Date of Award:

2012

Document Type:

Dissertation

Degree Name:

Doctor of Philosophy (PhD)

Department:

Engineering and Technology Education

Advisor/Chair:

Gary P. Merkley

Abstract

Two computational models, including several calculation and analysis submodels, were developed to create a tool for assessing the impact of different treated wastewater reuse options on irrigated agriculture. The models consider various aspects of treated wastewater availability (past, present, and future), wastewater quality, agricultural water demand, and the economics of conveying wastewater from treatment plants to farms. The two models were implemented using Visual BASIC.NET in a GIS environment to facilitate visualization of some of the features of an area under study, and to provide a convenient interface for user application. One of the models is for treated wastewater availability calculations, and the other is for wastewater reuse. The water availability model has sub-models including urban population predictions, agricultural land use changes, residential water demand, agricultural water demand (evapotranspiration) for over 40 crop types, and treated wastewater analysis. The water reuse model is composed of three sub-models, including soil water and salt balance calculations, nutrient calculations, and pumping and conveyance costs calculations. The nutrient calculationssub-model is based on an existing model, but was completely rewritten and modified in some parts to accommodate the needs and features of the water reuse model presented herein. A sample application of the models is presented for Cache Valley, Utah.
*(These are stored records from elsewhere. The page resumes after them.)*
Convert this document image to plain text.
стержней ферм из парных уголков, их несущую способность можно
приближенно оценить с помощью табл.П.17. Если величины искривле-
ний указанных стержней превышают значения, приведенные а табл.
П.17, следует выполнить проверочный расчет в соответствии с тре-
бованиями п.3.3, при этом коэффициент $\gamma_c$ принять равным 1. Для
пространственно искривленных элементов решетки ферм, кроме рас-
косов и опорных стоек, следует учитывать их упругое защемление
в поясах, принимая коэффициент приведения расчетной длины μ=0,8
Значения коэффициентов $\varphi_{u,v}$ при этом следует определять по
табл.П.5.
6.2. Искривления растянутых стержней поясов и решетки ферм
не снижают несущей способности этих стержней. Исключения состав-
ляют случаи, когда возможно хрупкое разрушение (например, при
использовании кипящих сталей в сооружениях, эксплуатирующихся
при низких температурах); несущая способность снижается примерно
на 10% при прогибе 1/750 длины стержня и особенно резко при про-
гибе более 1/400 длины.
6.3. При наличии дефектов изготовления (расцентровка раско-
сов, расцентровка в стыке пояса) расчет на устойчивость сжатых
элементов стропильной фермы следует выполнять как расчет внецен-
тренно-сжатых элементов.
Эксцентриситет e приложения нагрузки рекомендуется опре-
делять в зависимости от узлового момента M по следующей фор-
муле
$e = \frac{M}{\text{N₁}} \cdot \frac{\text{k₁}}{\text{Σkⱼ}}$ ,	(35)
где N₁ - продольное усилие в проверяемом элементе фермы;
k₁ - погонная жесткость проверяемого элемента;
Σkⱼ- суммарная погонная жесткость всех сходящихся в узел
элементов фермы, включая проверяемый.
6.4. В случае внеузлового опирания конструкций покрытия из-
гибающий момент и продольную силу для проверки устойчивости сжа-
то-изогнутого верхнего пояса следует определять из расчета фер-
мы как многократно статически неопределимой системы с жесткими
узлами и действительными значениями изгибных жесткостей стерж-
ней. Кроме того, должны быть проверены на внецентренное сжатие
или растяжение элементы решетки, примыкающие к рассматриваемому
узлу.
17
The results show a comparison of treated wastewater reuse schemes for the study area, highlighting how irrigated agriculture would best benefit from the total or partial use of treated wastewater. Two wastewater reuse scenarios were considered. The water availability model shows good agreement with other sources of information in terms of population forecast and calculation of future residential and agricultural water demand. However, according to the results from the model, the rate of increase of the urban area was much higher than the rate of decrease of the agricultural areas between the years 1992 and 2001.The future population growth and water demand increases for urban areas was calculated and validated for Logan City. Also, in the case study the model was shown to be a good tool for wastewater influent analysis for Logan City.